Acaba laik olmak bu kadar kolay mı?

Siz bu ülkede hiç Yahudi genelkurmay başkanı, Ermeni dışişleri bakanı, Rum nüfus müdürü gördünüz mü?

Laikiz ama her ne hikmetse bu ülkenin Müslüman olmayan hiçbir vatandaşı devlet dairelerinde görev yapamıyor.

Kızlar saçlarını açsa da yapamıyor kapasa da yapamıyor.

Şeriatla yönetilen Osmanlı’da Rum subay, Ermeni dışişleri bakanı vardı.

Osmanlı laik değildi ama cumhuriyet laik.

Lakin cumhuriyette Müslüman olmayana devlet kapısında iş yok.

Ama cumhuriyetin rektörleri laikliğe çok düşkün.

Bu laik ülkede Diyanet İşleri diye bir kurum var ve imamları devlet göreve atıyor.

İmam Hatip okullarını açan devlet ama bu okullardan mezun olanların üniversiteye girmesi halinde ülkenin batacağını söyleyen de devlet.

Kendi açtığı ve yönettiği okullarda okuyanlara asla güvenilmemesini söyleyen bir devlete çok sık rastlanmayacağını kabul edin.

Devlet laik ama din meselesiyle devlet dışında birilerinin ilgilenmesi yasak.

Ve, rektörler “kız saçıyla” ülke kurtaracak.
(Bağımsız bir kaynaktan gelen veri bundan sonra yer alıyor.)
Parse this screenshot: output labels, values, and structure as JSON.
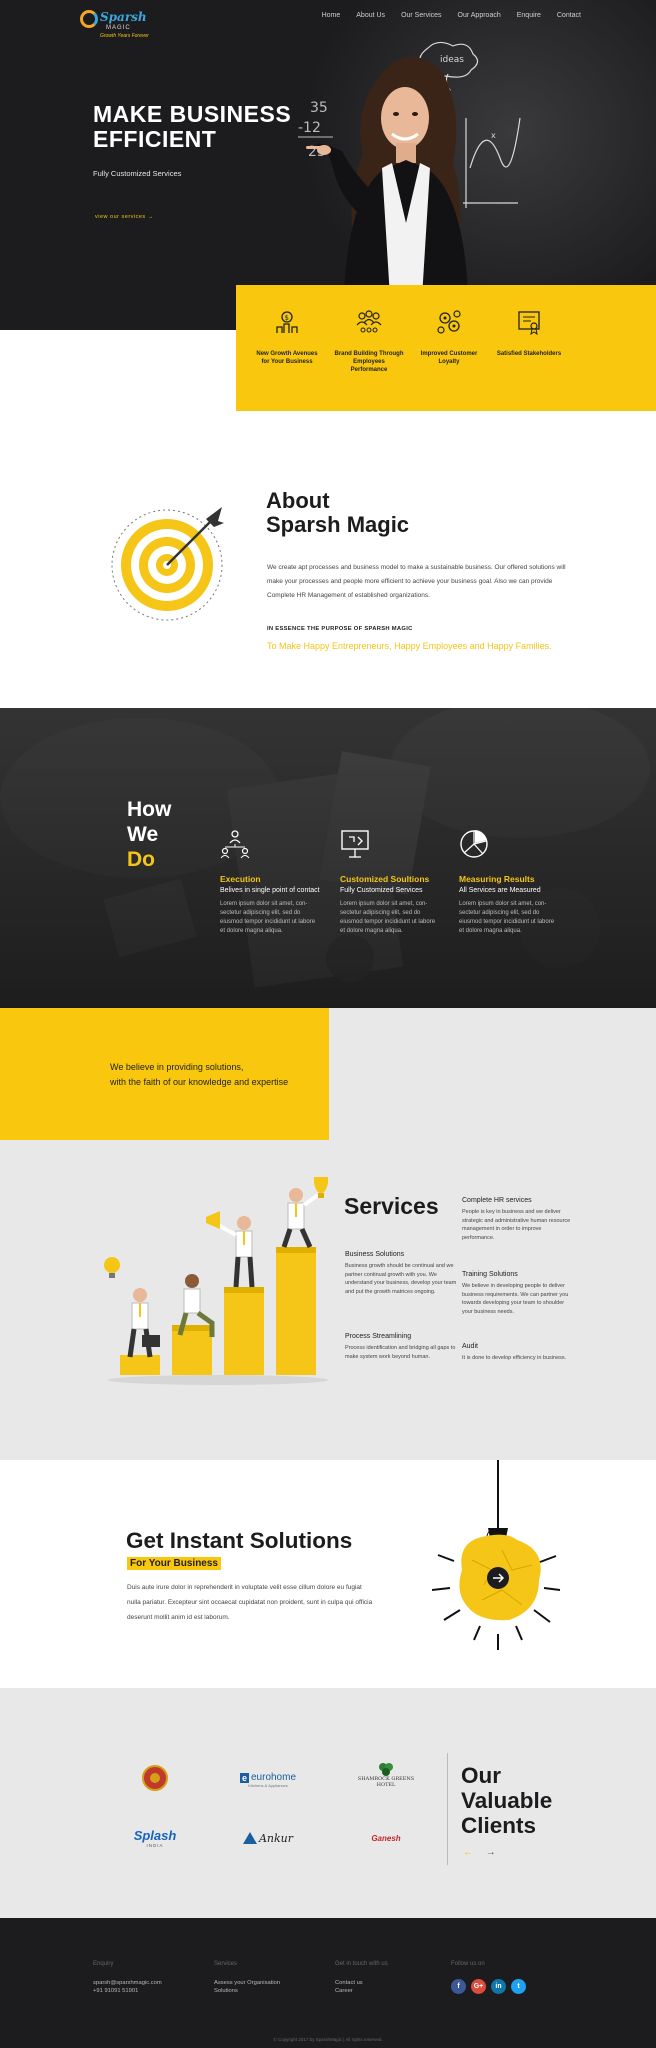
{
  "header": {
    "logo_name": "Sparsh",
    "logo_sub": "MAGIC",
    "logo_tagline": "Growth Years Forever",
    "nav": [
      "Home",
      "About Us",
      "Our Services",
      "Our Approach",
      "Enquire",
      "Contact"
    ]
  },
  "hero": {
    "title": "MAKE BUSINESS EFFICIENT",
    "subtitle": "Fully Customized Services",
    "link": "view our services →",
    "chalk": {
      "num1": "35",
      "num2": "-12",
      "num3": "23",
      "ideas": "ideas"
    }
  },
  "stats": [
    {
      "icon": "money-growth-icon",
      "label": "New Growth Avenues for Your Business"
    },
    {
      "icon": "team-icon",
      "label": "Brand Building Through Employees Performance"
    },
    {
      "icon": "gears-icon",
      "label": "Improved Customer Loyalty"
    },
    {
      "icon": "certificate-icon",
      "label": "Satisfied Stakeholders"
    }
  ],
  "about": {
    "title_line1": "About",
    "title_line2": "Sparsh Magic",
    "text": "We create apt processes and business model to make a sustainable business. Our offered solutions will make your processes and people more efficient to achieve your business goal. Also we can provide Complete HR Management of established organizations.",
    "essence_label": "IN ESSENCE THE PURPOSE OF SPARSH MAGIC",
    "mission": "To Make Happy Entrepreneurs, Happy Employees and Happy Families."
  },
  "how": {
    "title_line1": "How",
    "title_line2": "We",
    "title_line3": "Do",
    "items": [
      {
        "icon": "hierarchy-icon",
        "title": "Execution",
        "subtitle": "Belives in single point of contact",
        "body": "Lorem ipsum dolor sit amet, con-sectetur adipiscing elit, sed do eiusmod tempor incididunt ut labore et dolore magna aliqua."
      },
      {
        "icon": "presentation-icon",
        "title": "Customized Soultions",
        "subtitle": "Fully Customized Services",
        "body": "Lorem ipsum dolor sit amet, con-sectetur adipiscing elit, sed do eiusmod tempor incididunt ut labore et dolore magna aliqua."
      },
      {
        "icon": "pie-chart-icon",
        "title": "Measuring Results",
        "subtitle": "All Services are Measured",
        "body": "Lorem ipsum dolor sit amet, con-sectetur adipiscing elit, sed do eiusmod tempor incididunt ut labore et dolore magna aliqua."
      }
    ]
  },
  "believe": {
    "line1": "We believe in providing solutions,",
    "line2": "with the faith of our knowledge and expertise"
  },
  "services": {
    "title": "Services",
    "items": [
      {
        "title": "Complete HR services",
        "body": "People is key in business and we deliver strategic and administrative human resource management in order to improve performance."
      },
      {
        "title": "Business Solutions",
        "body": "Business growth should be continual and we partner continual growth with you. We understand your business, develop your team and put the growth matrices ongoing."
      },
      {
        "title": "Training Solutions",
        "body": "We believe in developing people to deliver business requirements. We can partner you towards developing your team to shoulder your business needs."
      },
      {
        "title": "Process Streamlining",
        "body": "Process identification and bridging all gaps to make system work beyond human."
      },
      {
        "title": "Audit",
        "body": "It is done to develop efficiency in business."
      }
    ]
  },
  "instant": {
    "title": "Get Instant Solutions",
    "subtitle": "For Your Business",
    "text": "Duis aute irure dolor in reprehenderit in voluptate velit esse cillum dolore eu fugiat nulla pariatur. Excepteur sint occaecat cupidatat non proident, sunt in culpa qui officia deserunt mollit anim id est laborum."
  },
  "clients": {
    "title_line1": "Our",
    "title_line2": "Valuable",
    "title_line3": "Clients",
    "logos": [
      {
        "name": "crest-logo",
        "text": ""
      },
      {
        "name": "eurohome-logo",
        "text": "eurohome"
      },
      {
        "name": "shamrock-logo",
        "text": "SHAMROCK GREENS HOTEL"
      },
      {
        "name": "splash-logo",
        "text": "Splash"
      },
      {
        "name": "ankur-logo",
        "text": "Ankur"
      },
      {
        "name": "ganesh-logo",
        "text": "Ganesh"
      }
    ],
    "splash_sub": "INDIA",
    "eurohome_sub": "Kitchens & Appliances",
    "arrow_prev": "←",
    "arrow_next": "→"
  },
  "footer": {
    "enquiry_head": "Enquiry",
    "enquiry_email": "sparsh@sparshmagic.com",
    "enquiry_phone": "+91 91091 51901",
    "services_head": "Services",
    "services_l1": "Assess your Organisation",
    "services_l2": "Solutions",
    "get_head": "Get in touch with us",
    "get_l1": "Contact us",
    "get_l2": "Career",
    "follow_head": "Follow us on",
    "social": [
      {
        "name": "facebook-icon",
        "glyph": "f",
        "color": "#3b5998"
      },
      {
        "name": "google-plus-icon",
        "glyph": "G+",
        "color": "#dd4b39"
      },
      {
        "name": "linkedin-icon",
        "glyph": "in",
        "color": "#0e76a8"
      },
      {
        "name": "twitter-icon",
        "glyph": "t",
        "color": "#1da1f2"
      }
    ],
    "copyright": "© Copyright 2017 by SparshMagic | All rights reserved."
  },
  "colors": {
    "accent": "#f9c80e",
    "dark": "#1c1c1e",
    "light_gray": "#e8e8e8"
  }
}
Üniversitenin bilimsel kalitesi, araştırmaları, özgürlüğü önemli değil, önemli olan ne, önemli olan laiklik, laiklik ne, laiklik kızların saçı.
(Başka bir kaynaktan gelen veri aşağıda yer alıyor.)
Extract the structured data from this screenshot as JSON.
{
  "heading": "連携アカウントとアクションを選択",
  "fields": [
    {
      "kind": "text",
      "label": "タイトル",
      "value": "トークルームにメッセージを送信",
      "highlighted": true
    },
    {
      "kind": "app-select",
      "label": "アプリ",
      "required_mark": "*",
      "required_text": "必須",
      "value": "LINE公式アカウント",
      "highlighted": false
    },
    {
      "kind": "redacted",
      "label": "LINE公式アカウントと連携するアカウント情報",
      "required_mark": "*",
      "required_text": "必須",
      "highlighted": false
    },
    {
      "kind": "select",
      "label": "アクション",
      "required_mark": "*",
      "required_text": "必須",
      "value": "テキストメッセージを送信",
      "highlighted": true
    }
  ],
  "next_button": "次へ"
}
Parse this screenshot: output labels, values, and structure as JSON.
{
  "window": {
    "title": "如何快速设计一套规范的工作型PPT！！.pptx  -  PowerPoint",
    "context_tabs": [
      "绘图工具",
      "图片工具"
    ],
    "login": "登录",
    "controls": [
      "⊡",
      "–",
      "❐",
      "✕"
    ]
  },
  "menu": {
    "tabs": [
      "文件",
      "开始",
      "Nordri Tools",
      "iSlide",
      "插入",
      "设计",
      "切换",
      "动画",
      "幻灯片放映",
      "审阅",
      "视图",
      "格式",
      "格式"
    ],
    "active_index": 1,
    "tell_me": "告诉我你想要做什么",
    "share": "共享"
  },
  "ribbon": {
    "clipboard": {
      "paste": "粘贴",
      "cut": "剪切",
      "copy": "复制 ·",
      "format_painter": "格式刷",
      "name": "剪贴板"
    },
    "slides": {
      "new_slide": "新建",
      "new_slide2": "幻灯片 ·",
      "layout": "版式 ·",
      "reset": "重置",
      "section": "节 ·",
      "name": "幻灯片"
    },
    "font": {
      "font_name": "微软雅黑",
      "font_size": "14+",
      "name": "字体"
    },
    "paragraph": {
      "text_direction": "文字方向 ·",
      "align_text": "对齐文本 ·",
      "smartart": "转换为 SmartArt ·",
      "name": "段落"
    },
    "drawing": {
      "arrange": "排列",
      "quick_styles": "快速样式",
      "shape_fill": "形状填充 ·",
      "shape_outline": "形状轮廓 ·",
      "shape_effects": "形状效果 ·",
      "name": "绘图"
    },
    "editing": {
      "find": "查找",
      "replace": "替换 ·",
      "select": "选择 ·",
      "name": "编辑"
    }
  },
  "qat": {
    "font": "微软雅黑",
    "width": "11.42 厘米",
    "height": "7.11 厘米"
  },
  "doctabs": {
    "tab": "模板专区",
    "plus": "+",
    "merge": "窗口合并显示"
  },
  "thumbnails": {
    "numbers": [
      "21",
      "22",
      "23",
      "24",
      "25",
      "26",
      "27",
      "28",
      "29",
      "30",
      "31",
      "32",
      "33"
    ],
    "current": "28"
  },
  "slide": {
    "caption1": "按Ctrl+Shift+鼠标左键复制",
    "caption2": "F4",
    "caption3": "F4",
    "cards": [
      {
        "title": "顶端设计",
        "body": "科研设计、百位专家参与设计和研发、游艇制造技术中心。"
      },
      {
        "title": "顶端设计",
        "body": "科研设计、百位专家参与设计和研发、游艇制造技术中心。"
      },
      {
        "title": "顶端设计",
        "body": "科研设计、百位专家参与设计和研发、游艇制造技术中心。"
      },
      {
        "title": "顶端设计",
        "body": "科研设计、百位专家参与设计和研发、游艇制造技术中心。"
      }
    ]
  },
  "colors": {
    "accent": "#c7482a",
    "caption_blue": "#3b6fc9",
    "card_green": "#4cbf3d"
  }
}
Kızlar ve kadınlar kamusal alanda başlarını örtemezmiş.

Anayasa Mahkememiz de öyle diyormuş.

Sebep?

Kamusal alanda devletin talimatlarına göre giyinmek gerekiyormuş.

Affedersiniz efendim, hamamlar kamusal alan mıdır, değil midir?

Hamamlarda çırılçıplak dolaşan insanlar devletin kıyafet yönetmenliğini çiğniyorlar bence.

Laik devletimizin kıyafet yönetmenliğinde peştamal bulunmuyor benim bildiğim kadarıyla.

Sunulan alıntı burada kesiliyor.